Tuesday, January 13, 2009

POWER OF THE PURSE - Judges and the power of Parliament

In 1688 the sadly inept King James II was deposed by The Glorious Revolution. The Revolution was led by a union of Parliamentarians with an invading army led by the Dutch stadtholder William III of Orange-Nassau (William of Orange), who ultimately ascended the throne as William III. It would not be extreme to suggest the Revolution of 1688 made the English speaking world what it is today – it solidified Parliamentary jurisdiction over the monarch and created, in the Bill of Rights 1689, certain rights and freedoms we recognize today as fundamental including freedom from royal interference with the law, freedom to elect members of Parliament without interference from the Sovereign, the limited freedom of speech and freedom from cruel and unusual punishments, and excessive bail, among other things.

One of the most important results of the Revolution, however, was freedom from taxation by royal prerogative, without agreement by Parliament. Canada’s Constitution requires that legislation imposing taxes must originate in the House of Commons, or Provincial legislature, and be preceded by a royal recommendation. This is a means of insuring that the elected chamber and a Cabinet Minister will take primary responsibility for taxation. Taxes must, in some way, be approved by the electorate.

The limitation on taxation, that it must be approved by the elected representatives of the nation, is a basic principle of Canadian constitutional law – spending is to be approved by Parliament or a legislature. But it is this principle that is running up against an unexpected challenge - - the judiciary whose job it is to protect Canada’s Constitution are increasingly ordering governments to spend money in ways not approved by or authorized by Parliament or Provincial legislatures. In ordering the Government to do something, the Courts are inevitably ordering the Government to spend money.
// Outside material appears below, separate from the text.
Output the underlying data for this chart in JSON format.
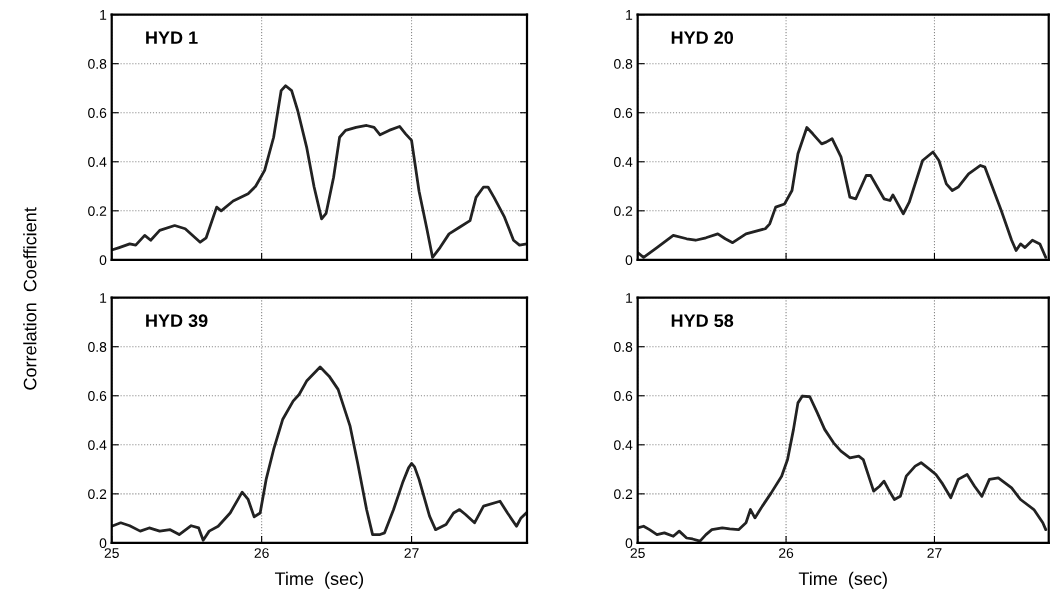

Recent court decisions ordering the Federal or provincial governments to pay lawyers money to represent accused are some of the clearest examples of moving the power of the purse from elected representatives to the courts. So, for example, in the Tehrankari case a judge ordered the Ontario government to pay a defence lawyer nearly double the regular legal-aid rate to fight a murder trial. In making the payment order, the judge rejected the province's stand that judges have no business "appropriating money from the provincial coffers" to impose their view of a fair fee.

The ruling was made a day after several lawyers with a steady clientele of terrorism suspects told a Federal Court of Canada judge that they can no longer accept legal-aid fees, since they do not provide enough income to even cover their office overhead. And those lawyers do, in fairness, have a point – legal aid rates are simply too low for senior lawyers to even consider taking on a case without some extra funding.

It is on this issue, payment for lawyers, that two constitutional principles come in conflict. One principle is that only elected representatives can authorize spending. The other principle is that every accused is entitled to a fair trial - - and in a legally complex case, a fair trial may require a seasoned and senior (and costly) lawyer.

The problem, put narrowly, is that two constitutional principles seem to conflict. The principle that only the elected legislature has the power of the purse conflicts with the principle that everyone ought to have a full and just hearing before the Courts.

The payment schedules for Legal Aid in Ontario, although they have increased in recent years, are still far lower than the rates customarily charged by lawyers. There are historical and practical reasons for these low payment rates but the effect of these low rates is that senior lawyers are seldom able to take lengthy or complex criminal legal aid cases and such cases end up with either the criminal accused representing themselves (seldom a situation conducive to just or accurate fact finding) or junior lawyers effectively learning their trade acting as counsel (also a problematic situation).

So as to avoid this on-going problem, the Courts have been more and more inclined to order that an enhanced rate of payment (usually in the $150 an hour range) be made payable by the Government to counsel acting on behalf of criminal accused. In so doing the Court, often implicitly, say a fair trial is more important than taxation without representation.